Bruce Kovner retired in 2011 from Caxton Associates, the hedge fund he founded and ran for 28 years.
Over that time the fund returned an average of 21 percent a year since its inception. In comparison, the SPX averaged just 11%. Kovner had only one losing year (in 94’).
Here are some wisdoms he shares:
Having the Necessary Vision
Michael taught me one thing that was incredibly important… He taught me that you could make a million dollars. He showed me that if you applied yourself, great things could happen. It is very easy to miss the point that you really can do it. He showed me that if you take a position and use discipline, you can actually make it.”
The Importance of Risk Management
The first rule of trading — there are probably many first rules — is don’t get caught in a situation in which you can lose a great deal of money for reasons you don’t understand.
I would say that risk management is the most important thing to be well understood. Under trade, under trade, under trade is my second piece of advice. Whatever you think your position ought to be, cut it at least in half.
Through bitter experience, I have learned that a mistake in position correlation is the root of some of the most serious problems in trading. If you have eight highly correlated positions, then you are really trading one position that is eight times as large.
Whenever I enter a position, I have a predetermined stop. That is the only way I can sleep. I know where I’m getting out before I get in. The position size on a trade is determined by the stop, and the stop is determined on a technical basis.
A Trader’s Mindset
To this day, when something happens to disturb my emotional equilibrium and my sense of what the world is like, I close out all positions related to that event.
Successful traders are strong, independent, and contrary in the extreme.

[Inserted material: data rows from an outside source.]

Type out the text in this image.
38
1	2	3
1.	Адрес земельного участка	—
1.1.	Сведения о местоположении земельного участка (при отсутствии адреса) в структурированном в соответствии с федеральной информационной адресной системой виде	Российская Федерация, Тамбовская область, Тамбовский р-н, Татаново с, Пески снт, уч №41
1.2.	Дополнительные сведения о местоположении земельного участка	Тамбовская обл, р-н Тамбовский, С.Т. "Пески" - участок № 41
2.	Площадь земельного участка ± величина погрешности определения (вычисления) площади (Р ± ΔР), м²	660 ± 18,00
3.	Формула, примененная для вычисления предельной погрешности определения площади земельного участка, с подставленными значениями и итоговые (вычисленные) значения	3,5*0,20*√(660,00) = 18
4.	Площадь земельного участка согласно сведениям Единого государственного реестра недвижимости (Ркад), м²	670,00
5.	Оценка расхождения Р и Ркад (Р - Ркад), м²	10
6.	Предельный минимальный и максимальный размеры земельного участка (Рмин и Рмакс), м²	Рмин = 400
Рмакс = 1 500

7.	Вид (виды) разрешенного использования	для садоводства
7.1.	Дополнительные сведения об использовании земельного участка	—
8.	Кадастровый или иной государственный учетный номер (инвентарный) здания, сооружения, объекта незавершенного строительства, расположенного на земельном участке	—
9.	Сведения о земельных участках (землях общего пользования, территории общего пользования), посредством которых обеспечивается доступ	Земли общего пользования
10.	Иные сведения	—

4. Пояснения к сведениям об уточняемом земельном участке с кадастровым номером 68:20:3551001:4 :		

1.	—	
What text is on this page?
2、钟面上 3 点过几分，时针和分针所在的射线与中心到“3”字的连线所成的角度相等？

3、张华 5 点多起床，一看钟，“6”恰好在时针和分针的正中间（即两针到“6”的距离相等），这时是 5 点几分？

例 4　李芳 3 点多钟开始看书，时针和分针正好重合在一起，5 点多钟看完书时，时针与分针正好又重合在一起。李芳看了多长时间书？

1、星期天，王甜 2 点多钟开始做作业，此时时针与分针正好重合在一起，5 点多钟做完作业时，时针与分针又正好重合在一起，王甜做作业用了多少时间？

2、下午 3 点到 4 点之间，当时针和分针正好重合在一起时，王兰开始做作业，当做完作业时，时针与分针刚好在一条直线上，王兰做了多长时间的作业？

They are able to take positions others are unwilling to take. They are disciplined enough to take the right size positions. A greedy trader always blows out.
The Importance of Macro
I almost always trade on a market view; I don’t trade simply on technical information. I use technical analysis a great deal and it is terrific, but I can’t hold a position unless I understand why the market should move.
There are well-informed traders who know much more than I do. I simply put things together… The market usually leads because there are people who know more than you do.
Mastering Price Action
The principle characteristic of a bear market is very sharp down movements followed by quick retracements… In a bear market, you have to use sharp counter-trend rallies to enter positions.
There is a great deal of hype attached to technical analysis by some technicians who claim that it predicts the future. Technical analysis tracks the past; it does not predict the future. You have to use your own intelligence to draw conclusions about what the past activity of some traders may say about the future activity of other traders.
Trading and The Heisenberg Principle
The general rule is: the less observed, the better the trade. The more a price pattern is observed by speculators, the more prone you are to have false signals. The more a market is the product of non-speculative activity, the greater the significance of technical breakouts.